Why Synthesis Practice Consulting?

Every counseling practice runs on a formula. Some of the inputs are constants — the ethics and laws of the counseling profession, the realities of the field, the fundamentals of running a business, the challenges that come with growing a team. But most of the important variables are yours alone: your clinical philosophy, your skill sets, your available capital, your community, the work-life balance you’re building toward, the people you hire, the programs you want to run.

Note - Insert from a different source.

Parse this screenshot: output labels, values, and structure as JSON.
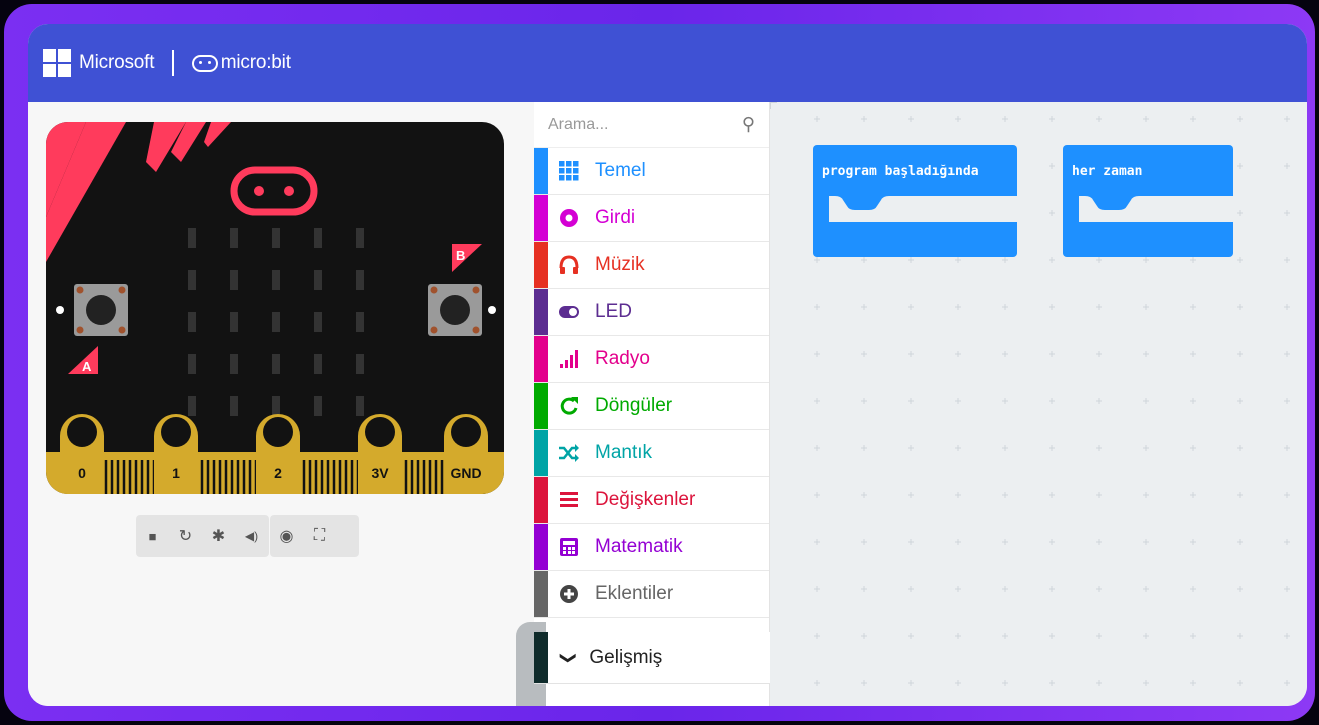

Synthesis is the work of bringing all of those elements together into something coherent and sustainable. We will start from some of the knowns, add in your variables, and create a practice that is your own.

My own variables shaped Larch in specific ways. Carpentry skills from earlier business ventures meant I could build out our office suites myself, which changed what was financially possible at each stage of growth. Limited time — I was balancing being a solo parent 50% of the time, holding a caseload, and expanding the practice – which meant Larch had to be built with efficiency from the start. I also did not have capital, so Larch has operated with a lean model from day one. Different variables would have produced a different practice, or in a different time frame. Your formula will be different than Larch’s, or many others, but aspects will be the same.

I’ve built Larch Counseling from a one-person practice in 2016 into a two-location group with 15+ team members across our Duvall and North Bend offices. In that stretch I’ve navigated most of the transitions practice owners face: starting solo, hiring a first employee, converting to a PLLC, building out clinical and administrative systems, launching a program inside a local school district, opening a second location, working through a pandemic, and adjusting as staffing, community needs, and the field itself have shifted. Before Larch, I spent nearly a decade building and eventually selling a separate business — an experience that shaped how I think about ownership, growth, and knowing when a model needs to evolve.

Synthesis Practice Consulting is built on that lived experience. That’s the synthesis process — identifying the variables every practice share, naming the variables that are uniquely yours, clarifying the outcome you’re working toward, and solving the formula by bringing it all together into a practice that actually fits you.